Getijden zijn van nature voorkomende stijgingen en dalingen van het waterpeil in oceanen, baaien, golven en inhammen. Ze zijn het directe resultaat van de maan zwaartekracht op aarde. De zwaartekracht van de maan creëert twee uitstulpingen in de oceanen van de aarde: een aan de kant die naar de maan is gericht en een iets zwakkere trekkracht aan de kant van de aarde die van de maan af is gericht. Deze uitstulpingen veroorzaken vloed. Elke locatie op aarde ervaart twee vloed en twee eb elke 24 uur en 50 minuten.
De getijde-uitstulpingen die door de maan worden gecreëerd, resulteren in vloed voor zowel het gebied dat naar de maan is gericht als het gebied tegenover de maan. De vloed aan de kant van de aarde die naar de maan is gericht, is doorgaans sterker dan die aan de kant die van de aarde af is gericht de maan, hoewel hoe ver het tij op het strand reikt, afhangt van de contouren van de kustlijn en de tijd van jaar. De twee vloedgolven die elk gebied op aarde ervaart, liggen ongeveer 12 uur en 25 minuten uit elkaar.
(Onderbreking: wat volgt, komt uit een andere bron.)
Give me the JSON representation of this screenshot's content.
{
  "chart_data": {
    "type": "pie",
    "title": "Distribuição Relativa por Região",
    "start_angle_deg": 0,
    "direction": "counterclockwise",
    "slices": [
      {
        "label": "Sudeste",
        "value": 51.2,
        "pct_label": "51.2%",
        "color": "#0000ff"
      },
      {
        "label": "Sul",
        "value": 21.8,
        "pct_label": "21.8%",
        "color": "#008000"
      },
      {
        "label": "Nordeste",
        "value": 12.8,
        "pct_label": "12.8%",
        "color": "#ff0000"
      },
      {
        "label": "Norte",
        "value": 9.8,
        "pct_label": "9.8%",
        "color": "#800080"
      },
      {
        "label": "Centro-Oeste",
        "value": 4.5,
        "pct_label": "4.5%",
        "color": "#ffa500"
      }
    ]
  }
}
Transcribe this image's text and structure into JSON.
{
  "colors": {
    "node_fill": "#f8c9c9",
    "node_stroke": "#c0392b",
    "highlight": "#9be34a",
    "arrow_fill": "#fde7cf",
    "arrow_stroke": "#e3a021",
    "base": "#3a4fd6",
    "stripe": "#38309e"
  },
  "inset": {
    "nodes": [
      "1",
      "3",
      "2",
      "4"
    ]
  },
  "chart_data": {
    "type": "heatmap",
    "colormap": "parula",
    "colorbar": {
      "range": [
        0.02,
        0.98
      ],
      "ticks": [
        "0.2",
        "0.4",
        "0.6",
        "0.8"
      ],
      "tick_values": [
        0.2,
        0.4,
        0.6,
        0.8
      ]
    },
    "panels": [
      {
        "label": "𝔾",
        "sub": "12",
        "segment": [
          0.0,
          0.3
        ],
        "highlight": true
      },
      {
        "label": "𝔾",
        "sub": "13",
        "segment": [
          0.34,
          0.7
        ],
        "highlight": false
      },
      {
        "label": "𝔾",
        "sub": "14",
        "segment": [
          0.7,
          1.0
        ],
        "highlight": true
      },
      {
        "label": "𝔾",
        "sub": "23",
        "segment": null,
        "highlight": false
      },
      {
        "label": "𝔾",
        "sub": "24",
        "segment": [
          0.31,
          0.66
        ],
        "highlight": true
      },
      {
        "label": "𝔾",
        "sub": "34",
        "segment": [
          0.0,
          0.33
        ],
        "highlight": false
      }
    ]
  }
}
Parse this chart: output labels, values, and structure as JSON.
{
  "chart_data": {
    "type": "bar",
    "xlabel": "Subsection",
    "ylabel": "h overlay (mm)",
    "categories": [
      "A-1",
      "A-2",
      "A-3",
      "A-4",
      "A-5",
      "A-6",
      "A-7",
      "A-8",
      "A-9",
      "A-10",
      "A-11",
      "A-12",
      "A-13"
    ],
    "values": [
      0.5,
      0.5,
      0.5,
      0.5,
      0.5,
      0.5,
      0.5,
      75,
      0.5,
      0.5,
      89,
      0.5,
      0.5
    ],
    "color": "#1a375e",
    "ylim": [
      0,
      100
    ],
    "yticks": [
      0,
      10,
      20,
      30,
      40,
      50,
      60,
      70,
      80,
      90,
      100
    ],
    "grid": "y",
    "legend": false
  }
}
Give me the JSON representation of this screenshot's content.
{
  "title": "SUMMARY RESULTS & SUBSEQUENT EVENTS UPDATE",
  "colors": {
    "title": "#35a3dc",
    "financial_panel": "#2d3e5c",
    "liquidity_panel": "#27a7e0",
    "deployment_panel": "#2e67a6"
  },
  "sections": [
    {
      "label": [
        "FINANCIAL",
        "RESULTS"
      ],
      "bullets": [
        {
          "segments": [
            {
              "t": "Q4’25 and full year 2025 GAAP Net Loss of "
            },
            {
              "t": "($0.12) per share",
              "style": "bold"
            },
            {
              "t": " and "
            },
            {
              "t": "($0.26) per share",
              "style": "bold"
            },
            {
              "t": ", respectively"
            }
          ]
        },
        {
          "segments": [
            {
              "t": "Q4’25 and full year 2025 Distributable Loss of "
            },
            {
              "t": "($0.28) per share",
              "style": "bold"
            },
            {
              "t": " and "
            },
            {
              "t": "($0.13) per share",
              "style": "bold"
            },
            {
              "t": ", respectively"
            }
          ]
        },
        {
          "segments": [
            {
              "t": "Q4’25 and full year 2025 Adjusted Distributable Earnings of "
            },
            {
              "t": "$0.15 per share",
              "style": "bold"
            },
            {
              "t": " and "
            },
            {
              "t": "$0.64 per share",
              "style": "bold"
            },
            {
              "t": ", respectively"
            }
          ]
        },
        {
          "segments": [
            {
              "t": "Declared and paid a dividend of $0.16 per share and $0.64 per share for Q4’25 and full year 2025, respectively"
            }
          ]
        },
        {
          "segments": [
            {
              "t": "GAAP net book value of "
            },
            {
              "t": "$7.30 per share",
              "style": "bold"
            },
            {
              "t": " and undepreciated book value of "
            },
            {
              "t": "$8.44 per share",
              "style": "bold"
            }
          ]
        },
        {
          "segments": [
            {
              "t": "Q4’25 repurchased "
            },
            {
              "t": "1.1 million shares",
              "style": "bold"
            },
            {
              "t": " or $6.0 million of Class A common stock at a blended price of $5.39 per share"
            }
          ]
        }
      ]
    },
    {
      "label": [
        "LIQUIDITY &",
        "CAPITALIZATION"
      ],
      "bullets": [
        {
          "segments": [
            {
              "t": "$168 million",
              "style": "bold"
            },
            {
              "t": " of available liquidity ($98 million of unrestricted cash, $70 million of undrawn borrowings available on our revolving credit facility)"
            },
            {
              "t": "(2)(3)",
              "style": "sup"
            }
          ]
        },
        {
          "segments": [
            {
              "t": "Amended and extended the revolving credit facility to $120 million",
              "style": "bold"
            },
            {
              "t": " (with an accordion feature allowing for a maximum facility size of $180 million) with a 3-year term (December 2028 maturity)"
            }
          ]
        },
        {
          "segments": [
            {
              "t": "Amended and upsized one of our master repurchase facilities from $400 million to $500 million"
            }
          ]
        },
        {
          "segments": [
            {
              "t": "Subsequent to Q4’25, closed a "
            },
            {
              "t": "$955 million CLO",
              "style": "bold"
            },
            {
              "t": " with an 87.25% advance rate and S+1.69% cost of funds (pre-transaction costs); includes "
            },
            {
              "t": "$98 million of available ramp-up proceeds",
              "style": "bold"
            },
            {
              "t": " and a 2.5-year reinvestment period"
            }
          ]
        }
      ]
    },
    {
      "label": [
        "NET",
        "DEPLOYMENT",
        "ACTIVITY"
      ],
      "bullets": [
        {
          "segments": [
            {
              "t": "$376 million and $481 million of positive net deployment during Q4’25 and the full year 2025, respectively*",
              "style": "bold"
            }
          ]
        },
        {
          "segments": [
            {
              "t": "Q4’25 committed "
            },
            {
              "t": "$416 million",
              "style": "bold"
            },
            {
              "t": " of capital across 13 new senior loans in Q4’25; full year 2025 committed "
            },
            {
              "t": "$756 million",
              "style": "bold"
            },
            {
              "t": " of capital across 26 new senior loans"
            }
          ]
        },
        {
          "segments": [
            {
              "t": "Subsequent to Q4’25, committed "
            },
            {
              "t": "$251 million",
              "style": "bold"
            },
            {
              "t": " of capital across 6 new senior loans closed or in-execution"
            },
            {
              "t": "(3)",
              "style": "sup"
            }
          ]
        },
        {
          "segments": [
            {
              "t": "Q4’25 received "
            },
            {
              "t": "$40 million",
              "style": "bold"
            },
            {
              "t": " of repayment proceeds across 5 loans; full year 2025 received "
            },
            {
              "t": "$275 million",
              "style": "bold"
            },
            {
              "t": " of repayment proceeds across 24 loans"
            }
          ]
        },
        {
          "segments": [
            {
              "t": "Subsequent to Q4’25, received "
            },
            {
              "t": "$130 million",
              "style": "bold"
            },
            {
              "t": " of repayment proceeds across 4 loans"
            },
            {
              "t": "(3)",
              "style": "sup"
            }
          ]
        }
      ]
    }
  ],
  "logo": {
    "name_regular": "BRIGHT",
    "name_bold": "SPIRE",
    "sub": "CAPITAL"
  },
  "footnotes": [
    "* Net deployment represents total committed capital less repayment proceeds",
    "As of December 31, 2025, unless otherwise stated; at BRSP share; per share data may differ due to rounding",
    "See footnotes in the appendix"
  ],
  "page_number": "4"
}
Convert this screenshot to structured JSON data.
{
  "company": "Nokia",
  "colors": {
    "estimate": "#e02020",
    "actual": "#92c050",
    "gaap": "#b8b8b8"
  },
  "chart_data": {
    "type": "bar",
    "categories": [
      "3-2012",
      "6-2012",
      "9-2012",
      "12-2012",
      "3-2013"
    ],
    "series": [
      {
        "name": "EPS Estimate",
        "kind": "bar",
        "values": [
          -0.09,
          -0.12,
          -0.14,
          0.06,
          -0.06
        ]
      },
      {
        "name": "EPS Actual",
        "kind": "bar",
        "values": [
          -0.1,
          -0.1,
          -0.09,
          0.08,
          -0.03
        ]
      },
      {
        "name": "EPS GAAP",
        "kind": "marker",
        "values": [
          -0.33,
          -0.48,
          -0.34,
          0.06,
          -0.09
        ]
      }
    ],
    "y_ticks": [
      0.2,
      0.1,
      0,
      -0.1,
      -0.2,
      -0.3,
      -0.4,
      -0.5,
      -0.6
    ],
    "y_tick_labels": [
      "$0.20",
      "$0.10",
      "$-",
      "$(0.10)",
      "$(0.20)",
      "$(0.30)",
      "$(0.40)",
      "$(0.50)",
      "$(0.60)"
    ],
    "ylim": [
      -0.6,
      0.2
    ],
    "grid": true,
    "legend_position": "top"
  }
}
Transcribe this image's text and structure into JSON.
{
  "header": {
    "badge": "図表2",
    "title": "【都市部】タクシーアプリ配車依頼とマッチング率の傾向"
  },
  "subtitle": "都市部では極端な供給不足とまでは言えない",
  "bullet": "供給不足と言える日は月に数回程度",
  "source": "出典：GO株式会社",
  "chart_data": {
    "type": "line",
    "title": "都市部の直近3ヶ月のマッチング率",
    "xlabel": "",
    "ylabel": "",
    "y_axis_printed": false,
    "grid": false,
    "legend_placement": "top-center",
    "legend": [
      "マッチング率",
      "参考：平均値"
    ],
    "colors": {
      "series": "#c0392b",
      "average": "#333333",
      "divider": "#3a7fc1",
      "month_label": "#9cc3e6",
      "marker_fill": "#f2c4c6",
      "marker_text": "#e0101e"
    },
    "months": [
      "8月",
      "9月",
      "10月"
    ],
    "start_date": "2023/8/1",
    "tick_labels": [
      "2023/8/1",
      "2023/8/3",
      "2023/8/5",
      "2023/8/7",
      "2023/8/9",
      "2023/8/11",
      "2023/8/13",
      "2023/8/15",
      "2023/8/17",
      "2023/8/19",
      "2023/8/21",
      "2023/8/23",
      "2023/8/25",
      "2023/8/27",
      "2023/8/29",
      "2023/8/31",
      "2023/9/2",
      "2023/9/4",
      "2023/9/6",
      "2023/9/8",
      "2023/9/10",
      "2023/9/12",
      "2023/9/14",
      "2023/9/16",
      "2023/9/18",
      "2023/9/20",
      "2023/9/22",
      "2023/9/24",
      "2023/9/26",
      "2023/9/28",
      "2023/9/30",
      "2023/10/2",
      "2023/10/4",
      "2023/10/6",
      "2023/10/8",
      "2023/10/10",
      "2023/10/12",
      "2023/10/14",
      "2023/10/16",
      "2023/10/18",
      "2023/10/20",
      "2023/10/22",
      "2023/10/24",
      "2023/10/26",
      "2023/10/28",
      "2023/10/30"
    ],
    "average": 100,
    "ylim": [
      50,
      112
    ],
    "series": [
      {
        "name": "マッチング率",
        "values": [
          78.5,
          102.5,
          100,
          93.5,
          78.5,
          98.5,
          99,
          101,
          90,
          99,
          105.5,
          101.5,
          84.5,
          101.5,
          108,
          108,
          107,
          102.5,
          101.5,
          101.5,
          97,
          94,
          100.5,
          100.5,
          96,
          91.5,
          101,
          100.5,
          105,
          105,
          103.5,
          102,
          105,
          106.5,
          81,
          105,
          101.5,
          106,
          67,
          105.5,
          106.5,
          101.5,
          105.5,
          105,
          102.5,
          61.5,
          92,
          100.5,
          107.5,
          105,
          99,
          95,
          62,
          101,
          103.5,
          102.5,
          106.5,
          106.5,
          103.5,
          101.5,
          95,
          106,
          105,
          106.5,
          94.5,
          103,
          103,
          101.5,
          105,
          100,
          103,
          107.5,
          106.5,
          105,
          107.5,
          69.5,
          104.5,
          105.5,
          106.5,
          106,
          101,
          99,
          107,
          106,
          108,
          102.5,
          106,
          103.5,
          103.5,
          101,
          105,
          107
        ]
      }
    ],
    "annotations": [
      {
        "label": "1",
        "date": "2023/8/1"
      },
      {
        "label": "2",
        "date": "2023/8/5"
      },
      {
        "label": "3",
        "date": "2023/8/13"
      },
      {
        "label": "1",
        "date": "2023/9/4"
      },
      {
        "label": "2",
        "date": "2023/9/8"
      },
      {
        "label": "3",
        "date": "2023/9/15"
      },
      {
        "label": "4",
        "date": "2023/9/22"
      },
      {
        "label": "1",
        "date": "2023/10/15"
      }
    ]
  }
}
Een regio ervaart eb wanneer het noch naar de maan is gericht, noch ervan af is gericht. Gedurende deze tijd treden de getijde-uitstulpingen op in verschillende regio's, waardoor de oceaanspiegels in deze regio's afnemen. De ernst van een eb hangt ook af van de contouren van de kustlijn en het seizoen. Eb komt ook elke 12 uur en 25 minuten voor, wat resulteert in afwisselend eb en vloed.
De stand van de maan heeft ook invloed op de ernst van de getijden. Rond de nieuwe maan en volle maan staan de zon, de maan en de aarde op één lijn. De aantrekkingskracht van de zon draagt bij aan de zwaartekracht van de maan en resulteert in hogere vloed en lagere eb. Deze getijden worden springtij genoemd.
Omgekeerd vinden doodtij plaats tijdens de eerste en derde kwartierfasen van de maan. Tijdens deze perioden staan de zon en de maan in een hoek van 90 graden, en de zwaartekracht van de zon heft een deel van de aantrekkingskracht van de maan op. Omdat de aantrekkingskracht van de maan sterker is, ervaart de aarde tijdens deze fasen nog steeds getijden; ze zijn gewoon minder extreem. Hoogtij tijdens doodtij is lager dan hoogtij tijdens springtij en laagtij is hoger dan laagspringtij.